One thing I love to do with people is encourage them to take their pencil lines for a walk. Keeping your pencil on the page you can hop, skip, and jump, you can dance around in circles and enjoy making marks on the paper. It can help you release how you are feeling, for example I love scribbling when I am cross. When I am moody, I like working with charcoal exploring all the varying shades of grey and black, smudging and rubbing things out. When I am feeling fragile, I will pick up my pencil and sharpen it well so I can get the finest and most delicate lines and I will seek out the thinnest of papers to reflect how I’m feeling.
Of course all this freedom comes from facing my own fear of the white paper and switching off my self-critical inner voice. I know that inspiration comes whilst I work not whilst I wait, and that no matter what I draw the potential for my next drawing to be better than the last one is always there.

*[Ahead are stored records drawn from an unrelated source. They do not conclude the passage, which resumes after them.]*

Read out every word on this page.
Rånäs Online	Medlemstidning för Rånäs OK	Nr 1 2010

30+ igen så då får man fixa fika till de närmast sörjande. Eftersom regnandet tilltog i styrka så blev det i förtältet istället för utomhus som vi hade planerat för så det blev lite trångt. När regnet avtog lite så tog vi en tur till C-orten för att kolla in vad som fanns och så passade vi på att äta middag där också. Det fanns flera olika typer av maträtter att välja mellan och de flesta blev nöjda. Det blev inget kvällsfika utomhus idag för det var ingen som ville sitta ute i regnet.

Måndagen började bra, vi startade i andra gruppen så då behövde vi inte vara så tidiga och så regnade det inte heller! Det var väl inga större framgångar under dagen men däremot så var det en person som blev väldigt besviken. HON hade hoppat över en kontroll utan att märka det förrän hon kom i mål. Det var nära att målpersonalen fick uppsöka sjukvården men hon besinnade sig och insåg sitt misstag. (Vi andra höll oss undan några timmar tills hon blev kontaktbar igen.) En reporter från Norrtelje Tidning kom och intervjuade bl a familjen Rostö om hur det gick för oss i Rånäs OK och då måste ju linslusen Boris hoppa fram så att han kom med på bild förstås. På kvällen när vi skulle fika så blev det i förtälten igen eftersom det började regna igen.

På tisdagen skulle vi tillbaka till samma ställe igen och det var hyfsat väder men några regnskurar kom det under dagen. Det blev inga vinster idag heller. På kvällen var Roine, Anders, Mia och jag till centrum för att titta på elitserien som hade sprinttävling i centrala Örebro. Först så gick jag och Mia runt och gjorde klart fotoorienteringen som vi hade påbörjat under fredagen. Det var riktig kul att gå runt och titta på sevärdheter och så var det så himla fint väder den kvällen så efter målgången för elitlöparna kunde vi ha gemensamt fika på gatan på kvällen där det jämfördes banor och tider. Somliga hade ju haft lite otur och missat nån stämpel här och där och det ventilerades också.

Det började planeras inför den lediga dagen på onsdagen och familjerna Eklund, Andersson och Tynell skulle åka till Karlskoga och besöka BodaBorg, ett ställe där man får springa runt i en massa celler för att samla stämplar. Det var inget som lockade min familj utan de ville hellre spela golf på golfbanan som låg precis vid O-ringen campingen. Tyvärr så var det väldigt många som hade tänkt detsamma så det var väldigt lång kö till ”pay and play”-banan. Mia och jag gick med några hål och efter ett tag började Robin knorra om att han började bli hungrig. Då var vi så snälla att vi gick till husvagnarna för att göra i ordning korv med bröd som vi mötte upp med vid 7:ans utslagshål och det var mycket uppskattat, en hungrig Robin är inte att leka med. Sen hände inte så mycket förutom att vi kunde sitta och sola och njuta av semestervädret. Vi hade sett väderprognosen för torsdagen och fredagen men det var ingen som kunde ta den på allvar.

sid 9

Once you have grasped taking your pen or pencil for a walk, why not take yourself on a walk and spend your time just looking and noticing things? The shapes of the leaves on a tree, tiny pebbles on the ground, the light, or shadows on the pavement; try switching off your mobile phone and try to be in the moment – using your eyes to notice what is around you.
Ask yourself what you like and be aware of any intrusive or unwanted thoughts – if you find something you do not like, do not focus on it, look elsewhere… and look more until you find something you are drawn towards. There is real beauty in the overlooked and the forgotten if you choose to really see.
Once you have found something you are drawn towards, maybe you can take away a visual ‘morsel’? It might be a blade of grass, a pebble, a discarded object, or petal but no matter how small or insignificant treat your object like a treasure – it can reconnect you to a time, a place, and a memory. Then, if you try drawing it, it can make you think, taking you out of the space you are in and into another world, a world full of memories, ideas, and imagination.
Developing a sense of awareness of our thoughts whilst working creatively can really help us to unlock a sense of understanding about our place in the world around us, why not give it a go today?